Disutradarai oleh Ivander Tedjasukmana, film ini menjadi film horor panjang pertama di Indonesia yang menggunakan teknologi LED volumetric stage beresolusi tinggi. Dengan teknologi tersebut, latar belakang digital fotorealistik dapat diciptakan secara langsung selama proses pengambilan gambar berlangsung.
Virtual Production sebagai Bahasa Baru dalam Perfilman Asia Tenggara
Nick GC Tan, CEO Oceanus Media Global, menilai bahwa virtual production bukan hanya sebagai alat teknis, melainkan juga merupakan bentuk baru dalam bahasa visual dalam industri perfilman Asia Tenggara.
Kolaborasi antar Negara untuk Meningkatkan Standar Produksi Film
Proses produksi film ini melibatkan kolaborasi lintas negara.
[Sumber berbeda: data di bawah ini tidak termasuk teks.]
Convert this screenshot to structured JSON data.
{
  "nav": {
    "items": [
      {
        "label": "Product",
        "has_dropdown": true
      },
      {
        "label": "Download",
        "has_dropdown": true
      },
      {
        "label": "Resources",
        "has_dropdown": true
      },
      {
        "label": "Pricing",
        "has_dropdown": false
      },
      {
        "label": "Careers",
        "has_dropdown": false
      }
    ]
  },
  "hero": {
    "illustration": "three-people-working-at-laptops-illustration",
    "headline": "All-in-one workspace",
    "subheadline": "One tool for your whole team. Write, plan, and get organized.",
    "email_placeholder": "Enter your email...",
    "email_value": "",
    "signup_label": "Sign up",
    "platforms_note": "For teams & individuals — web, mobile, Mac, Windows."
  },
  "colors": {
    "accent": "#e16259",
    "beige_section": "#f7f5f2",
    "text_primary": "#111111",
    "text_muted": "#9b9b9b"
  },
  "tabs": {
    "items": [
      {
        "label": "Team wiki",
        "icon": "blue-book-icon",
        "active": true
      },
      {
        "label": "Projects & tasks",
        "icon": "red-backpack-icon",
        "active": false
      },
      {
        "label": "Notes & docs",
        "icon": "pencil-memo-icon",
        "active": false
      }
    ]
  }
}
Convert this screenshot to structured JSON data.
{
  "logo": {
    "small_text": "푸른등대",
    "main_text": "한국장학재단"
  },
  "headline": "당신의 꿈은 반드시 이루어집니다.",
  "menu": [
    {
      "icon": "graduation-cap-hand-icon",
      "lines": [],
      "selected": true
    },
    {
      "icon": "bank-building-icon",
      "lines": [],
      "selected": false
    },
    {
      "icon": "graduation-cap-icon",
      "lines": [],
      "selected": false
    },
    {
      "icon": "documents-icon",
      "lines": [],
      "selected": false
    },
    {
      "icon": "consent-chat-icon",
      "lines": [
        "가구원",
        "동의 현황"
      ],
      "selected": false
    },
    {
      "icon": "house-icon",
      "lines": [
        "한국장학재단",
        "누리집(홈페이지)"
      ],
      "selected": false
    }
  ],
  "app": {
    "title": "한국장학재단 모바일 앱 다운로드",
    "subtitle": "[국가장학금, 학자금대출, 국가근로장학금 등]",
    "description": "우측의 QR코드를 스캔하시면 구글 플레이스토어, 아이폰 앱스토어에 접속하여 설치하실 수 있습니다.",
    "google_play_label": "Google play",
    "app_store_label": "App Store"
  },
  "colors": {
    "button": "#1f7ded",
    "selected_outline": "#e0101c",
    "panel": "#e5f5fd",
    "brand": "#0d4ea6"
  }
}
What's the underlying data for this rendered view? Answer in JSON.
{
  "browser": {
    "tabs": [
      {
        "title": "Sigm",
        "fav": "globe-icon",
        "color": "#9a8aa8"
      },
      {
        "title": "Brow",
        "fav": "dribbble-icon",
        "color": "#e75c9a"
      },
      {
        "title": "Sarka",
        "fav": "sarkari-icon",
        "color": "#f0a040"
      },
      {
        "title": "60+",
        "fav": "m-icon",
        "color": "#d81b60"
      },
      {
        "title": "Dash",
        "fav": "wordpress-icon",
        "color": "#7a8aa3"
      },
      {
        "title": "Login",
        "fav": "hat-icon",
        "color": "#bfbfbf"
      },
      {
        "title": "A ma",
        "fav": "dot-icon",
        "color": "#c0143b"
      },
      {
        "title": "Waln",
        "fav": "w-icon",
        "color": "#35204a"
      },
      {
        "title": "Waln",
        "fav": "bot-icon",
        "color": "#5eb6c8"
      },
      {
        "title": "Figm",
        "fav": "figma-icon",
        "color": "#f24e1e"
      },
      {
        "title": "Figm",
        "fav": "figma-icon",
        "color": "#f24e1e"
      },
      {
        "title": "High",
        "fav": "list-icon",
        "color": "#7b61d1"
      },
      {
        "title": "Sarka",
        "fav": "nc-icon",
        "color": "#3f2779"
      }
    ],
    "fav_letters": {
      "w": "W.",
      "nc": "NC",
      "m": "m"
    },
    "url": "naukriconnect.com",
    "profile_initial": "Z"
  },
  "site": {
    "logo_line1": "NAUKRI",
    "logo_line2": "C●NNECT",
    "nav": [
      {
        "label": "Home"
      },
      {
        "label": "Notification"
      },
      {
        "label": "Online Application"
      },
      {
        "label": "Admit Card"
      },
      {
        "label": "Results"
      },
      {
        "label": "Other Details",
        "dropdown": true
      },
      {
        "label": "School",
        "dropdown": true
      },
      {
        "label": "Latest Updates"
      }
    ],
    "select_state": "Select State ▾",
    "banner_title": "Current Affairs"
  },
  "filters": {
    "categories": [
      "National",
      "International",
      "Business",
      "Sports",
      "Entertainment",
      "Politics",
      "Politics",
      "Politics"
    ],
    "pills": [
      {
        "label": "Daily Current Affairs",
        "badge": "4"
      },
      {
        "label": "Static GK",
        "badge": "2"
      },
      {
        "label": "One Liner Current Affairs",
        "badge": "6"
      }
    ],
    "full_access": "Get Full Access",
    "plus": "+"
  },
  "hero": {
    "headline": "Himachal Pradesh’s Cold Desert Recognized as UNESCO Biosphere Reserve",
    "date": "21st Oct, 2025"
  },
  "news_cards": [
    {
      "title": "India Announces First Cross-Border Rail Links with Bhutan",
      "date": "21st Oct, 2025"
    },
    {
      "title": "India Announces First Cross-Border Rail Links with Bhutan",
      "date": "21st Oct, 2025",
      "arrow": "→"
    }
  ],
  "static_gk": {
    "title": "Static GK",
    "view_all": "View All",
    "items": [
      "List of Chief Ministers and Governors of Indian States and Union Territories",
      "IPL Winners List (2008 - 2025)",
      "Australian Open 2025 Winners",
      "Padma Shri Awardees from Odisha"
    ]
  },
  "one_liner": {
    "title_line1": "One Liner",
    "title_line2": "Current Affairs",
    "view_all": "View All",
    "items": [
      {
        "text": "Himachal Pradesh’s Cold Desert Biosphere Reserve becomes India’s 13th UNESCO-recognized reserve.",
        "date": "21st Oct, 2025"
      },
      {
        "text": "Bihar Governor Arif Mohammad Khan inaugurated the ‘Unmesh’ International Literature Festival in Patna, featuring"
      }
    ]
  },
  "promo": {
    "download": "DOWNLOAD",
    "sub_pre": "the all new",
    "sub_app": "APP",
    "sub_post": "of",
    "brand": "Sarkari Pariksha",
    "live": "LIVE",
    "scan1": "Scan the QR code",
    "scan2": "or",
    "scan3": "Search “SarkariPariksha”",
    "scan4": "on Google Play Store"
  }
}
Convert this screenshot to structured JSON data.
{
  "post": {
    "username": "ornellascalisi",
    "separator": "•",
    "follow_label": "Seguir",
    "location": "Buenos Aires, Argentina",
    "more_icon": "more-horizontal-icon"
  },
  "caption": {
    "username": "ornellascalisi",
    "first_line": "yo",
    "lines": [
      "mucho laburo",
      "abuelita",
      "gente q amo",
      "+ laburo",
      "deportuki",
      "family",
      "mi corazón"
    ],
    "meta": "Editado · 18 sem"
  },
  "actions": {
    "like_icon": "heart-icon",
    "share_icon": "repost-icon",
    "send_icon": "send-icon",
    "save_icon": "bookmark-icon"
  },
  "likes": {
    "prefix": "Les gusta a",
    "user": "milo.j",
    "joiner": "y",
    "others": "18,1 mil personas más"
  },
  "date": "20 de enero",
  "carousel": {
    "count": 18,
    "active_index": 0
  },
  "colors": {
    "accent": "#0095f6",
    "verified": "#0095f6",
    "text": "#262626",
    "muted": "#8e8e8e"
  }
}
Mandela Pictures bekerja sama dengan OMG Studios untuk melakukan syuting di Iskandar Malaysia Studios (IMS). Dukungan dari pemerintah Indonesia, Malaysia, dan Singapura melalui program insentif perfilman dan ekonomi kreatif juga turut membantu kelancaran produksi film ini.
Aghniny Haque Berperan dalam Kisah Mistis yang Memukau
Aghniny Haque dipercaya untuk memerankan tokoh utama, Hesti, dalam film ini. Cerita akan mengikuti perjalanan Hesti dalam mencari ayahnya yang hilang, namun malah terperangkap dalam teror arwah di sebuah desa misterius.
Berkolaborasi dengan sejumlah aktor senior seperti Surya Saputra, Kiki Narendra, Mian Tiara, dan Fatmah Nahdi semakin memperkuat film ini.
Pasar internasional juga menjadi target film ini, dengan foto adegan perdana yang diperkenalkan dalam acara Marche du Film di Festival Film Cannes 2026. Film horor ini direncanakan untuk tayang tidak hanya di Indonesia, tetapi juga di Malaysia, Singapura, Turki, dan Azerbaijan.